Quantité de patrons de l’ancien régime, d’ailleurs, donnaient à leurs ouvriers le principal du salaire en logement et en nourriture. Les industriels anglais, tôt imités par leurs confrères français, n’eurent qu’à continuer cette pratique lors de la création des manufactures.

La seconde caractéristique du régime industriel, l’incertitude du lendemain, contribue pour beaucoup à rendre leur situation intolérable aux ouvriers, qui souffrent plus vivement des maux temporaires d’une crise qui les met en chômage, qu’ils ne souffraient de la misère endémique, palliée de mendicité, où les laissait croupir l’ancien régime. Car ces ouvriers, qui surgissent en 1830 et ne quitteront plus la scène tragique de l’histoire, ne sont pas tous fils des artisans de l’ancien régime. Le régime nouveau a appelé dans les manufactures, les usines, les mines, qui se créent sur tous les points du territoire, une masse paysanne non propriétaire ou propriétaire d’un insignifiant morceau de terre.

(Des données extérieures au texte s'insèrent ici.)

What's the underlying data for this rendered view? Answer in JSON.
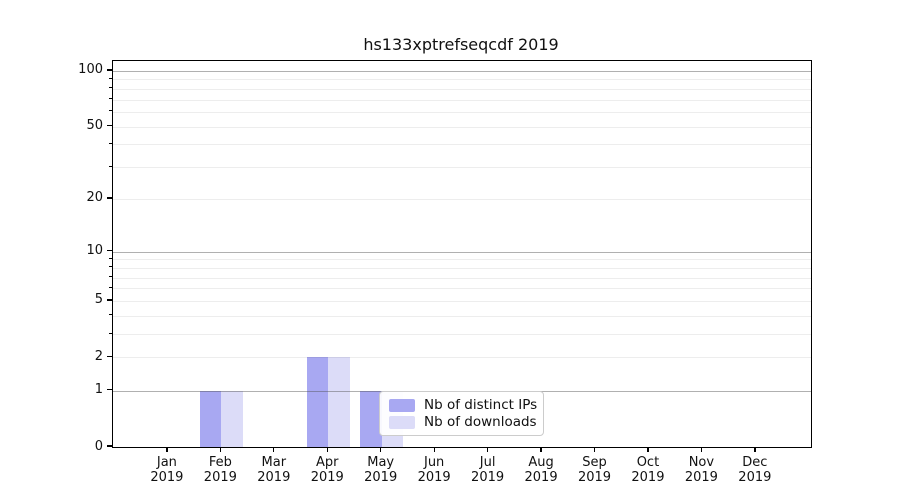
{
  "chart_data": {
    "type": "bar",
    "title": "hs133xptrefseqcdf 2019",
    "year_label": "2019",
    "categories": [
      "Jan",
      "Feb",
      "Mar",
      "Apr",
      "May",
      "Jun",
      "Jul",
      "Aug",
      "Sep",
      "Oct",
      "Nov",
      "Dec"
    ],
    "series": [
      {
        "name": "Nb of distinct IPs",
        "color": "#a8a8f2",
        "values": [
          0,
          1,
          0,
          2,
          1,
          0,
          0,
          0,
          0,
          0,
          0,
          0
        ]
      },
      {
        "name": "Nb of downloads",
        "color": "#dcdcf8",
        "values": [
          0,
          1,
          0,
          2,
          1,
          0,
          0,
          0,
          0,
          0,
          0,
          0
        ]
      }
    ],
    "y_scale": "log1p",
    "ylim": [
      0,
      113
    ],
    "y_ticks_labeled": [
      0,
      1,
      2,
      5,
      10,
      20,
      50,
      100
    ],
    "y_ticks_minor": [
      3,
      4,
      6,
      7,
      8,
      9,
      30,
      40,
      60,
      70,
      80,
      90
    ],
    "grid": {
      "major_values": [
        1,
        10,
        100
      ],
      "major_color": "rgba(80,80,80,0.45)",
      "minor_color": "rgba(0,0,0,0.07)"
    },
    "legend_position": "lower right inside"
  }
}
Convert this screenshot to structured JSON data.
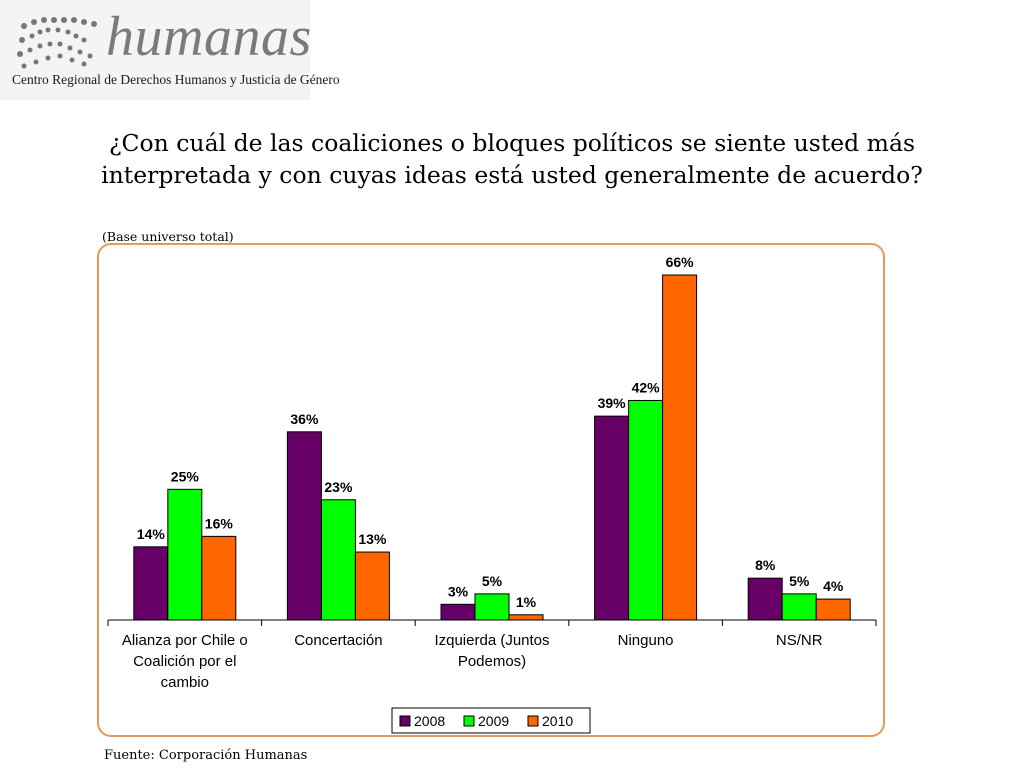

Si l’on veut connaître le degré réel de misère des classes populaires, il n’est pas de meilleur moyen que de consulter le coût de consommation du pain et de le comparer au salaire. Les pauvres gens, en effet, font du pain la base de leur alimentation. On peut donc considérer tout ce que leur salaire leur permettra de se procurer en sus de l’alimentation essentielle comme la mesure de leur bien-être, ou plutôt de leur mal-être.

Vauban, en 1698, fixe le salaire moyen d’une famille de quatre personnes à 108 livres par an pour les villes et à 90 livres pour les campagnes ; la dépense pour le pain (méteil) est évaluée par lui à 60 livres. L’ouvrier du temps de Louis XIV consacre donc au pain 60 pour cent de son salaire.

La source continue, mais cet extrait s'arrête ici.